Blackacre
Blackacre
Rural land has all but disappeared in Jefferson County, and with it, our only ties to the history of Kentucky’s earliest settlements.
The Blackacre State Nature Preserve and Historic Homestead preserves the precious traces to our past, that have been all but erased in Louisville’s expansion and development of our rural land.
This rural historic district was added to the National Register of Historic Places in 1986. The pattern of fields, woods, and streams at Blackacre remains much the same as it was well over 200 years ago.
In the 1790s, Moses Tyler built the double-crib Appalachia style barn that still stands today.
Moses deeded his homestead to his son Presley, and in 1844, Presley built the two-story brick house, now known as the “Presley Tyler 1844 Farmhouse”. The house was situated on the old Mann’s Lick Rd. that led to the prominent salt works in the area. By 1879 Tucker Station Rd., named for the nearby railroad stop, had replaced the original road.
The farm was sold in 1879, and again in 1885, and again, and again, and again in 1939, when William and Elsie Woodward bought it for a summer residence, had plumbing and electricity installed, and named the farm ‘Land O’Skye’. Their friends, Jefferson Circuit Court Judge Macauley and Emilie Smith, purchased the farm in 1950, and renamed it “Blackacre”.

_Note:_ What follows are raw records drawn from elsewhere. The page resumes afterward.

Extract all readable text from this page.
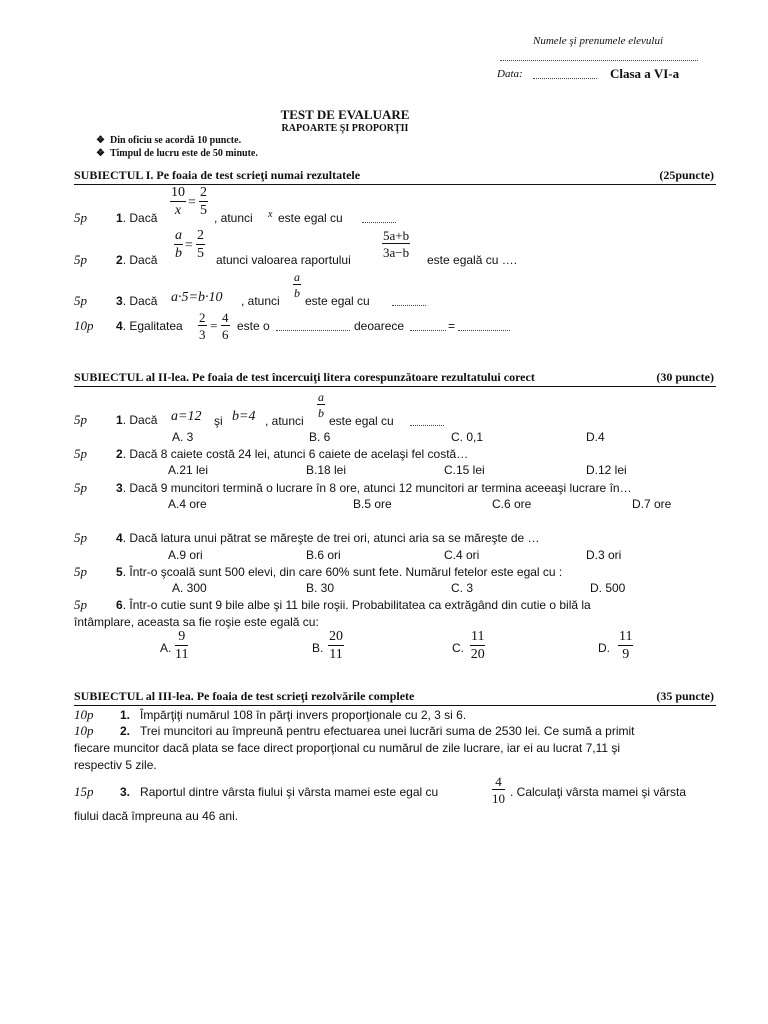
Numele şi prenumele elevului
Data:	Clasa a VI-a
TEST DE EVALUARE
RAPOARTE ŞI PROPORŢII
❖ Din oficiu se acordă 10 puncte.
❖ Timpul de lucru este de 50 minute.
SUBIECTUL I. Pe foaia de test scrieţi numai rezultatele	(25puncte)
5p 1. Dacă $\frac{10}{x} = \frac{2}{5}$ , atunci x este egal cu
5p 2. Dacă $\frac{a}{b} = \frac{2}{5}$ atunci valoarea raportului
$\frac{5a+b}{3a-b}$
este egală cu ….
5p 3. Dacă a·5=b·10 , atunci
$\frac{a}{b}$
este egal cu
10p 4. Egalitatea $\frac{2}{3} = \frac{4}{6}$ este o	deoarece	=
SUBIECTUL al II-lea. Pe foaia de test încercuiţi litera corespunzătoare rezultatului corect	(30 puncte)
5p 1. Dacă a=12 şi b=4 , atunci
$\frac{a}{b}$
este egal cu
A. 3	B. 6	C. 0,1	D.4
5p 2. Dacă 8 caiete costă 24 lei, atunci 6 caiete de acelaşi fel costă…
A.21 lei	B.18 lei	C.15 lei	D.12 lei
5p 3. Dacă 9 muncitori termină o lucrare în 8 ore, atunci 12 muncitori ar termina aceeaşi lucrare în…
A.4 ore	B.5 ore	C.6 ore	D.7 ore
5p 4. Dacă latura unui pătrat se măreşte de trei ori, atunci aria sa se măreşte de …
A.9 ori	B.6 ori	C.4 ori	D.3 ori
5p 5. Într-o şcoală sunt 500 elevi, din care 60% sunt fete. Numărul fetelor este egal cu :
A. 300	B. 30	C. 3	D. 500
5p 6. Într-o cutie sunt 9 bile albe şi 11 bile roşii. Probabilitatea ca extrăgând din cutie o bilă la
întâmplare, aceasta sa fie roşie este egală cu:
A. $\frac{9}{11}$	B. $\frac{20}{11}$	C. $\frac{11}{20}$	D. $\frac{11}{9}$
SUBIECTUL al III-lea. Pe foaia de test scrieţi rezolvările complete	(35 puncte)
10p 1. Împărţiţi numărul 108 în părţi invers proporţionale cu 2, 3 si 6.
10p 2. Trei muncitori au împreună pentru efectuarea unei lucrări suma de 2530 lei. Ce sumă a primit
fiecare muncitor dacă plata se face direct proporţional cu numărul de zile lucrare, iar ei au lucrat 7,11 şi
respectiv 5 zile.
15p 3. Raportul dintre vârsta fiului şi vârsta mamei este egal cu	$\frac{4}{10}$ . Calculaţi vârsta mamei şi vârsta
fiului dacă împreuna au 46 ani.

In the face of the encroaching suburban development, the Smiths wanted to preserve their land in its idyllic state, so that future generations might see and learn about farm life. In 1979 they donated their 170 acre parcel to the Kentucky State Nature Preserves Commission, while creating “The Blackacre Conservancy”, for the purpose of “preserving the land for passive recreation and interpretive nature education”. It was Kentucky’s first state nature preserve.
The Smith family’s relationship to the Blackacre Conservancy continues today, several additional properties surrounding Blackacre’s original 170 acres have been purchased, to provide a buffer against development.